Ryanair were the pioneers of low cost flying, taking on the old state-sponsored monoliths of aviation through aggresive cost-cutting and sharp advertising, bringing easy air travel to a whole new demographic. But is their dramatic success story too good to be true? For the first time this shocking documentary brings you testimony from Ryanair pilots as they speak out about the cost-cutting measures endangering lives. From flying with too little fuel to pilots unfit to fly, they say the airline is riding too close to the edge.
On a stormy night over Madrid, a Ryanair pilot diverts to Valencia. Just as he's about to settle into his holding pattern, he calls into air traffic control, "Mayday, mayday!"
The runaway is cleared. But that's not the end of it. Two further Ryanair flights circling Valencia also call fuel maydays, and a major disaster was only narrowly averted. Michael O'Leary, the company's controversial CEO, tried to sell the mayday calls as "standard procedure"
, but when the Spanish air traffic controller is asked about it, he responds: "never before in ten years have I been asked for a fuel mayday."
According to 4 Ryanair pilots and ex-Ryanair pilot Ian Somner this kind of event may be only the tip of the iceberg: "If nothing changes, the safety will slide down the hill. If this is allowed to continue I wouldn't like to say what the consequences could be."
They describe a Ryanair management system that is happy to flirt with potential disaster to protect the bottom line: "There is huge pressure put on crews to take as little fuel as possible, in order to save money for the company."
It's a strategy that they feel has resulted in unacceptable risks being taken on a daily basis. "If I take off out of my base and seconds after taking off I get a message on my computer that I don't have enough fuel on arrival, then something must be wrong...It happened last week."
The pilots also tell of a wider "culture of fear"

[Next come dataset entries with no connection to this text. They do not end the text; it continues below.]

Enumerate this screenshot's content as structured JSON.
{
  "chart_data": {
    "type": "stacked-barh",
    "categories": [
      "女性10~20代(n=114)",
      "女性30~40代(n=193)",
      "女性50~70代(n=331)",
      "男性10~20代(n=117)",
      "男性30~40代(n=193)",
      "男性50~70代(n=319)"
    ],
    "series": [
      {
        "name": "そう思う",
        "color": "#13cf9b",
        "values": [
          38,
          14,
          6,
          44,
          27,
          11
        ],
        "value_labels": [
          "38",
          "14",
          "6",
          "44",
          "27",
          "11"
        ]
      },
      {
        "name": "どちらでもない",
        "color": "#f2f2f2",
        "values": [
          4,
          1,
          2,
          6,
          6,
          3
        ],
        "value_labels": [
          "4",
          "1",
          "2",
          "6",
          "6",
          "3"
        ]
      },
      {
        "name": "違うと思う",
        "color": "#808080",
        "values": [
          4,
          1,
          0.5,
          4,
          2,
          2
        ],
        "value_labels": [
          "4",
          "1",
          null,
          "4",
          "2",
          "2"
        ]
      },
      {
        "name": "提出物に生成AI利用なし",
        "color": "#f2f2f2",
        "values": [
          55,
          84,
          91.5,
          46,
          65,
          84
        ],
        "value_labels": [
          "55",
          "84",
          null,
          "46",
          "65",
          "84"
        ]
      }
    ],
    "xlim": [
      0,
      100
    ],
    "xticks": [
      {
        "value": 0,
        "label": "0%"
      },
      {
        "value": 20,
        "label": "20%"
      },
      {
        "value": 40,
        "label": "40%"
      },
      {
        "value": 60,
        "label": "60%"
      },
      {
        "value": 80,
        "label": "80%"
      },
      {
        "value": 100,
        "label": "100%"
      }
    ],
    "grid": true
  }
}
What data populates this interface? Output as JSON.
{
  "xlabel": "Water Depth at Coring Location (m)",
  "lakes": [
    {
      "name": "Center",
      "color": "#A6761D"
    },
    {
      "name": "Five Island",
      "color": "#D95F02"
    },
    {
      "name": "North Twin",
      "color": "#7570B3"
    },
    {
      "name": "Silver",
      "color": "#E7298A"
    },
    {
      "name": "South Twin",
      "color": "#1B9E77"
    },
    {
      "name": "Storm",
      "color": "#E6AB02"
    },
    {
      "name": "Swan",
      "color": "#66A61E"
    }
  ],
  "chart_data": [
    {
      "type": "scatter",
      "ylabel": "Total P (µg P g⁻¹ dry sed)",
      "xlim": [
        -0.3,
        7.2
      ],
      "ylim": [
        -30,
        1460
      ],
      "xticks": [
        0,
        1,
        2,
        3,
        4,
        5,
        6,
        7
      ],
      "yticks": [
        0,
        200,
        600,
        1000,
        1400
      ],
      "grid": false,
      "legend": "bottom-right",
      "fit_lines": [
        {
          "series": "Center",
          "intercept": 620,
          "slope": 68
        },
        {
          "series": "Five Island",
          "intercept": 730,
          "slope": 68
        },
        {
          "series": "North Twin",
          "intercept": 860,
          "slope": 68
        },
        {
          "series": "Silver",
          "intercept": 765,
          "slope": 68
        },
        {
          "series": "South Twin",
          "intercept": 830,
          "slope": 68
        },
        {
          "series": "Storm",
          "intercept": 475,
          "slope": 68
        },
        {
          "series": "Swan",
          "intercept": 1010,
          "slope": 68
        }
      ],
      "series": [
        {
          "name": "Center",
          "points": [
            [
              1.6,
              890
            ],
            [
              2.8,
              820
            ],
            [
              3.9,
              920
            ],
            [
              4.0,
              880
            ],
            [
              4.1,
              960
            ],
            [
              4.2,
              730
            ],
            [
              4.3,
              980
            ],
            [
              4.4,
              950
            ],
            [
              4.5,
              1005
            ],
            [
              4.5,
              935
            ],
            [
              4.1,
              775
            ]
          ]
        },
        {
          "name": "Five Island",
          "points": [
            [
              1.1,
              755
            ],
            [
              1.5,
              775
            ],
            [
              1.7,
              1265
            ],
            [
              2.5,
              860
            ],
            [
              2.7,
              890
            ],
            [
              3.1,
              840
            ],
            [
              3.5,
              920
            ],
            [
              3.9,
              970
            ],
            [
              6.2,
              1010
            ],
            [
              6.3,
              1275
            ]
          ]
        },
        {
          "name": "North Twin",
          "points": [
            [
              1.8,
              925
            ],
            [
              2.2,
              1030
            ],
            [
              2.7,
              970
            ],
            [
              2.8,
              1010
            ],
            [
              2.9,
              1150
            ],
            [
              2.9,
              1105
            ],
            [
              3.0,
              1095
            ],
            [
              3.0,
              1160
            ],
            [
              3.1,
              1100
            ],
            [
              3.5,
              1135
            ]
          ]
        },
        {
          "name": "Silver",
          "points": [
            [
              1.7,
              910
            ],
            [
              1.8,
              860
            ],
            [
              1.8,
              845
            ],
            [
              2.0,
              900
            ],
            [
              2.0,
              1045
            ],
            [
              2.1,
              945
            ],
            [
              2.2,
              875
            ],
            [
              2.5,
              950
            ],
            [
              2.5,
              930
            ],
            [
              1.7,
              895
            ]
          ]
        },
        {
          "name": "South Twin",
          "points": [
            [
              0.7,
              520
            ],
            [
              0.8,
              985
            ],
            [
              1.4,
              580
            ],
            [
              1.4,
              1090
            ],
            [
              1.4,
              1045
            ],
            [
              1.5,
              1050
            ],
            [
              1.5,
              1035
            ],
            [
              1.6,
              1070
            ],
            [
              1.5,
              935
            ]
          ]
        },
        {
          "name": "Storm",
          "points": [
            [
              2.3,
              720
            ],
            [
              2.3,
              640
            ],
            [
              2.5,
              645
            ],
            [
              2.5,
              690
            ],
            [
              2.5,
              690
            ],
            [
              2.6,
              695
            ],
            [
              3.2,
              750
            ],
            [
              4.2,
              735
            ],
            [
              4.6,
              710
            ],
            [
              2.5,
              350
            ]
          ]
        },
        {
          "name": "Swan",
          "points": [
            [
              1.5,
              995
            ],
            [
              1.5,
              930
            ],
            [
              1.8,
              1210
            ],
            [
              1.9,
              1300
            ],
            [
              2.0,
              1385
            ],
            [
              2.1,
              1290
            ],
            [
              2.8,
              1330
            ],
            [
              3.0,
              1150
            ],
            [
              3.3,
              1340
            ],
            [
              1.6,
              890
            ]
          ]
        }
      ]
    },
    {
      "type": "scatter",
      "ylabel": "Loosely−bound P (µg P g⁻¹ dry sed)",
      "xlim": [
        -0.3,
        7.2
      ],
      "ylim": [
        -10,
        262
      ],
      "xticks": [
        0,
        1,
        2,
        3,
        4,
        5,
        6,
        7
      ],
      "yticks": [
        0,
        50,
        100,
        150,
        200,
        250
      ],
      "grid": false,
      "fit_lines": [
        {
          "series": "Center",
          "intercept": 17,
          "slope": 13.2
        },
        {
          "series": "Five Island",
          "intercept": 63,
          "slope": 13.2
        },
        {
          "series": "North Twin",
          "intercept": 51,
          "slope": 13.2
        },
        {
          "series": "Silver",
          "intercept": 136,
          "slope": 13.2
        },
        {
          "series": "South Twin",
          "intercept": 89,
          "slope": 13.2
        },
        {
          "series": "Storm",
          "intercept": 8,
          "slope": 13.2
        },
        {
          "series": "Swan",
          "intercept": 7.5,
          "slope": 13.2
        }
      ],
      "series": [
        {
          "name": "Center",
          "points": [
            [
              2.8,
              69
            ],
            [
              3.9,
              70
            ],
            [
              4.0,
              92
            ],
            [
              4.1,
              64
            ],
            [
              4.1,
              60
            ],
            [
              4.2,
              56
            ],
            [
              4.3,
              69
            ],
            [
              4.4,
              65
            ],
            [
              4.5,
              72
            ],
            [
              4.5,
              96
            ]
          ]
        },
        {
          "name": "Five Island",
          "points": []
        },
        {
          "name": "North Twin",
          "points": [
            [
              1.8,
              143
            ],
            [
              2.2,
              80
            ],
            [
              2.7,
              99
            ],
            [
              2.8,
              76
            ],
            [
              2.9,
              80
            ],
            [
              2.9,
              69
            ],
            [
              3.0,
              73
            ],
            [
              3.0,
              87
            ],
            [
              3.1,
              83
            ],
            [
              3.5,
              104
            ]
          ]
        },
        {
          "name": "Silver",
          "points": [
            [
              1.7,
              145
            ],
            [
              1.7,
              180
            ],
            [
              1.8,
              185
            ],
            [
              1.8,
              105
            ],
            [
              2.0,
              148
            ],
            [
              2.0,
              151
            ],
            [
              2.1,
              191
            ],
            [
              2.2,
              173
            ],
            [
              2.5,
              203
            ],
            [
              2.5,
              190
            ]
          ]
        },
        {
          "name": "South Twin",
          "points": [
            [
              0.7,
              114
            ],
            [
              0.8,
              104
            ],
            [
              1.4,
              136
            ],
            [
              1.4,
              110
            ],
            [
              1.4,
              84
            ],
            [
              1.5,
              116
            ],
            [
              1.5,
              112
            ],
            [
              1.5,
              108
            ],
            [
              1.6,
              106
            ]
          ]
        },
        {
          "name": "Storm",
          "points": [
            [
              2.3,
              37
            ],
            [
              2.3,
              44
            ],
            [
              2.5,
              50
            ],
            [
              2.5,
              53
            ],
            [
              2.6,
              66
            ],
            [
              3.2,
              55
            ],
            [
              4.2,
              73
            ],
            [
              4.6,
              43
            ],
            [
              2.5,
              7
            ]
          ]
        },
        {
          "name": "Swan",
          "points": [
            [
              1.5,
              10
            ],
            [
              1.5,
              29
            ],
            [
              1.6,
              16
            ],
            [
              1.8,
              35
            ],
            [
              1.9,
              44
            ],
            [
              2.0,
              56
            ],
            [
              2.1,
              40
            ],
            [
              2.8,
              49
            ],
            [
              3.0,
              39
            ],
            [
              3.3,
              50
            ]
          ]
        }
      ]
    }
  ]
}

, defined by "bullying and harassment"
. They say that a not-so-subtle system of allocation of holiday leave, changing bases where pilots are located and advancement incentives keeps employees under the thumb and afraid to speak out. After building up huge debts during training, Ryanair then don't provide pilots with insurance, food or hotels, "leading to a lot of stress in the cockpit"
. As over 70% of Ryanair pilots are also contractors, being too sick to fly means not getting paid and falling further into debt, causing them to take further risks. "I flew a plane when I shouldn't have been operating that flight"
, confesses one pilot.
Their testimony provides a scandalous insight into an airline riding on the edge of safety. Only time will tell if they can continue to get away with it. "All these things add up and I feel - yes definitely - that could lead to a serious incident."